Ravi, an active member of the Karnataka segment of FFF, contacted several global activists from developing countries to shift the focus of activism from climate crisis in Europe, the US, and China to developing countries in Asia, Africa, and Latin America, where a large majority of people are affected by the climate crisis. As per research published in the journal Science Advances in 2017, South Asia is expected to experience “unliveable” temperature and humidity by the turn of the century if climate change goes unchecked.
“She was very passionate about MAPA and she made sure that there is enough representation of Indians in climate negotiations,” a source in FFF told The Quint, adding, “Disha talked to international publications and campaigned for Indian representation in climate talks. She wanted activists from India to represent India’s unique climate crises to a global audience.” As climate change does not become a rallying point for general elections in India, Ravi had felt that Indians should lead climate crisis talks globally.
In September 2020, in a Thompson Reuters Foundation opinion piece, which she co-authored with two other global climate change activists of FFF, Ravi wrote presciently, “Despite being on the climate front lines, young activists in our countries also face the injustices of persecution at home and being ignored in international media.”
The article, which says that climate crisis has already arrived in Asian countries, asks the United States, the European Union, and China, “What are the people responsible for the crisis doing?” The article further reads, “Climate activists from these areas (MAPA) are rarely featured in international media, even as the world celebrates the hope that the youth climate movement inspires. Only when the silencing of our voices in the global discussion about climate was so blunt that it could not be ignored, were some of us given a voice.”
As exemplified by her MAPA activism, farmers' protest was not the only Indian crisis which Disha Ravi had addressed. Ravi had opposed the Union government’s draft Environmental Impact Assessment (EIA) 2020. According to FFF activists, Ravi had written to Prakash Javadekar, the country’s Minister of Environment, Forest and Climate Change, asking him to rethink the draft EIA. “Many of us felt that the draft EIA relaxes environmental clearances for the advantage of corporations. Disha felt that this was a cause worth taking up and wrote to the minister,” an FFF volunteer confirmed. While the contents of the note she wrote are not currently known, Ravi had a clear understanding of the farmers’ issues that she supported, her friends said.

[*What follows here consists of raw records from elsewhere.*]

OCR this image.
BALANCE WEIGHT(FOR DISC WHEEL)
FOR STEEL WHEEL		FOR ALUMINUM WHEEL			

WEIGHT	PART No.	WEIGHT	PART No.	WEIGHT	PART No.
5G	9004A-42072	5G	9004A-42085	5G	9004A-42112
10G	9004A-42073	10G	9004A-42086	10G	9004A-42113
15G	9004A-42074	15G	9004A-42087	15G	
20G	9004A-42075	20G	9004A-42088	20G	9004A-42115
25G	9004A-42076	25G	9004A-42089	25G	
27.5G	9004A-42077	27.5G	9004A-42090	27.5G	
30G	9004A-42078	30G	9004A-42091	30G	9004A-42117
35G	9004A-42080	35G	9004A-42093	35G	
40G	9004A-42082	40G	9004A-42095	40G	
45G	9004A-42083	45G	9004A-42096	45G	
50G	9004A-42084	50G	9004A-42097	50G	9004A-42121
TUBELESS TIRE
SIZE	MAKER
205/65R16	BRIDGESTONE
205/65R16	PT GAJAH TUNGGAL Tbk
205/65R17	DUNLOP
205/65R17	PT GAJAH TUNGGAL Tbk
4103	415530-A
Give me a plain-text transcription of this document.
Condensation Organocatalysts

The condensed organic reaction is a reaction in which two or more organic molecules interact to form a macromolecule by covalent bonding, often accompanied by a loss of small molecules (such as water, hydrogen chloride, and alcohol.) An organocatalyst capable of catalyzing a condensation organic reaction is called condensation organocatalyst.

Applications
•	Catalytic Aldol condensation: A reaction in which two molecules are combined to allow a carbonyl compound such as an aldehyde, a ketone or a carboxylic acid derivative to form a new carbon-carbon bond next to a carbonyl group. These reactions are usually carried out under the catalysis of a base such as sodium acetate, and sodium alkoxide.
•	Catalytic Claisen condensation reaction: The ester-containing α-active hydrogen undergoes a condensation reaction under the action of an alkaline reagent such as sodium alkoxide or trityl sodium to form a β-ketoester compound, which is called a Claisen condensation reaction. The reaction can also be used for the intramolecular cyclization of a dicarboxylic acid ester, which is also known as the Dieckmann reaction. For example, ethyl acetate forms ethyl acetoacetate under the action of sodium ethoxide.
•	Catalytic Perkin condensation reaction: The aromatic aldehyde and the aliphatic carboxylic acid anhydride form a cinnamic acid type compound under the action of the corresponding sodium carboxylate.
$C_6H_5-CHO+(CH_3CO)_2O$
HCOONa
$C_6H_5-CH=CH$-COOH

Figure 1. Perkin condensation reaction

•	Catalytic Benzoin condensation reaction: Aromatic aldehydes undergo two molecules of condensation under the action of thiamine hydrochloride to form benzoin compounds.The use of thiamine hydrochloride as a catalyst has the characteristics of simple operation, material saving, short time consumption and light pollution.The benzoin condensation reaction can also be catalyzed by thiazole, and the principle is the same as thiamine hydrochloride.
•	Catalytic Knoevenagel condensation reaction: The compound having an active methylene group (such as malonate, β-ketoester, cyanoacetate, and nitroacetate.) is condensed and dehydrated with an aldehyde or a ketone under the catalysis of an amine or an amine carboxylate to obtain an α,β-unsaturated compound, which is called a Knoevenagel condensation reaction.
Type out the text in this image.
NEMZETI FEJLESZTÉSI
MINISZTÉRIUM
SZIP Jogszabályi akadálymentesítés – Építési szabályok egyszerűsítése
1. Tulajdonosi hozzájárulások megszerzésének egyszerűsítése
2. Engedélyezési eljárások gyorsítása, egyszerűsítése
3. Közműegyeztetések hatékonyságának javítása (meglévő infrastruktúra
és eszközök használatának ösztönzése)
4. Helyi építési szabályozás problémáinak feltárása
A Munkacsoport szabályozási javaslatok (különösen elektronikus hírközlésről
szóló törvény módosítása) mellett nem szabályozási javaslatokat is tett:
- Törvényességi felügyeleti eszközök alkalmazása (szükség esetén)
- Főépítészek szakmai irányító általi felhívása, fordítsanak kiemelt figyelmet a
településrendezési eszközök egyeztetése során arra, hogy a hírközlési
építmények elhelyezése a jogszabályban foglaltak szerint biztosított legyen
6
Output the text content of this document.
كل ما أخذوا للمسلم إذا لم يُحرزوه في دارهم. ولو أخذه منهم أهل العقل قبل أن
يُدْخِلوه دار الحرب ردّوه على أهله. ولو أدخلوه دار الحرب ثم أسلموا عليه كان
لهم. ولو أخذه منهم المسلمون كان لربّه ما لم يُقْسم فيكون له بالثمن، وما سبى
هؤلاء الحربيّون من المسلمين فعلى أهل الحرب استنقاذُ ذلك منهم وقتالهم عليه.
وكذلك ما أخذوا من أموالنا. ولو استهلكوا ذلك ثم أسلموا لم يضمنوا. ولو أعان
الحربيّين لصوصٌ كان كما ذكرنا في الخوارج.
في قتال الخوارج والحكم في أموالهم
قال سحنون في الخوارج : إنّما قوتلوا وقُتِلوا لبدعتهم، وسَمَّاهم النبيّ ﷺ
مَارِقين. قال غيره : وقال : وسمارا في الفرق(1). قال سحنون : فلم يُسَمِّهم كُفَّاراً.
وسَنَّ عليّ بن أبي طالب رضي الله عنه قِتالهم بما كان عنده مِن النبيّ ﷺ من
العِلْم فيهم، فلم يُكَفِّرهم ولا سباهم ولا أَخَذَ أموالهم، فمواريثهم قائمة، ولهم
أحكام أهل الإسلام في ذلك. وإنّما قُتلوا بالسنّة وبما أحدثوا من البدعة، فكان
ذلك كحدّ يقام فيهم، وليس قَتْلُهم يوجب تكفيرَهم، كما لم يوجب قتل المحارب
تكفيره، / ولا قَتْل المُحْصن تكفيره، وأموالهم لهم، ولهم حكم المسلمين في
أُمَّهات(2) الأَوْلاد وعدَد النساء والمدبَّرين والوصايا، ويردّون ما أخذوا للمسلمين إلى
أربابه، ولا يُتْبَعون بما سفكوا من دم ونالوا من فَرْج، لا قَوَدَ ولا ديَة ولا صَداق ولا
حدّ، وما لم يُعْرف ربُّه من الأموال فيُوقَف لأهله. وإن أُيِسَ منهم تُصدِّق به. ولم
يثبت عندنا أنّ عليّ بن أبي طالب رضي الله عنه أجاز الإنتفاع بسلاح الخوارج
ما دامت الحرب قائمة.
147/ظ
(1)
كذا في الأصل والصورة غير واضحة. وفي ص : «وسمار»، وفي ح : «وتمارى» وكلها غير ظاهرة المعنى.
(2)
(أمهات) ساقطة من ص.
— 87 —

Why Support Farmers’ Protest?
Doubling down on her MAPA activism, Ravi supported the farmers’ protest against the Union government’s new farm laws. FFF’s India chapter, too, had extended solidarity to the farmers. “FFF is not an elite organisation which talks about climate change in a vacuum,” the FFF source said.
“We think that environmental justice is closely linked to agriculture. We recognise that climate change affects stakeholders like farmers. A lot many of us including Disha amplified voices of farmers because of this.”
Ravi, the daughter of an agricultural family in Karnataka, felt rather moved by the farmers' plight. “She is the only salaried person in her family. The others, including her mother, depend on agriculture. It is only natural for her to have understood the farmers’ plight as a conscientious young activist,” a member of the FFF India team said. An alumna of Mount Carmel College, Bengaluru, Ravi also supports animal rights and is vehemently against deforestation.
The Delhi Police has accused Disha Ravi of having been the editor of an activist “toolkit”, which Greta Thunberg had tweeted this month as part of global support for farmers’ protest. About the toolkit, an FFF activist explained, “A toolkit merely familiarises a reader with the subject of urgency at hand. If one wants to learn about climate crisis and farmers’ protest in India one can go through the toolkit and understand the basic information.” The toolkit is expected to help create awareness, they explained.